Great. Then I started painting in some simple motifs…leaves (ovals with one pointy end) and flowers (ovals with pointy one end), birds (ovals with one pointy end and a tail like a platypus bill), sprinkles of dots and organic shapes sort of thing. Get this, I even flicked runny paint at the canvas, a la angry young men in movies about artists (then “Eep!” Wiped most of it off again.) Art? Who said anything about making art? I was acting out the artist stereotype. I was being ‘creative’. To anyone who may have been watching, I was also being a wanker.
No actual attempts to draw anything or produce something skillfully. No attempts to find a symbol or a subject that actually meant something. It occurred to me that the motifs that came easily to mind were very hackneyed. (That must be why they came so easily to mind, Einstein.) At this point I started to feel like a fraud. Lotus flowers, are you fucking kidding me? Lily pads? What has this painting got to do with me? Do I sound like a Southeast Asian Buddhist to you?
And the painting, ye gods. Did I really channel the aesthetics of the entire Balinese Airport Artists Cooperative? This looks like the stuff they churn out in Thailand to decorate restaurants with. I’m amazed there aren’t any koi in the pond under the lily pads, or bare-breasted women in those pointy golden pagoda hats. “WHAT, NO KOI? Can’t be a proper Asian restaurant painting without the koi! People need something to look at while they’re slurping their tom yums and pad thais!”

Traditional Thai art paintings
But I have chosen to leave the painting alone. May it serve as a lesson to me…what works for others may does not work for me, and shame on me for letting someone else’s style bear too heavily upon my own.

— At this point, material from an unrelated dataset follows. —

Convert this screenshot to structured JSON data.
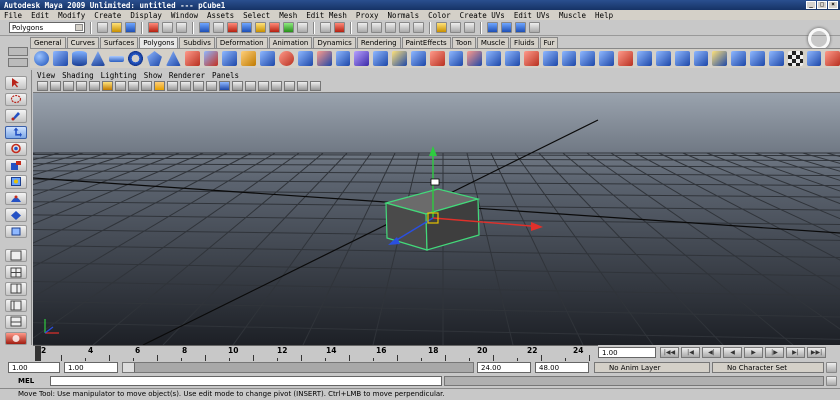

The result may look okay to you, reading this, but believe me, the painting is empty, devoid of soul or self. It’s a lie. Just because it’s an okay-looking lie doesn’t make it right. The paintings of a large molar and two chairs were more honest than this. At least they came from my own head, and weren’t trying to please anybody. I’m going to let Donna Downey’s wonderful video cool off in my head for a while, then I’m looking forward to another session—I’m still inspired by her video!—this time just being myself…don’t matter if it’s fugly. At least it’ll be my own. Kinda like having an ugly child, I guess.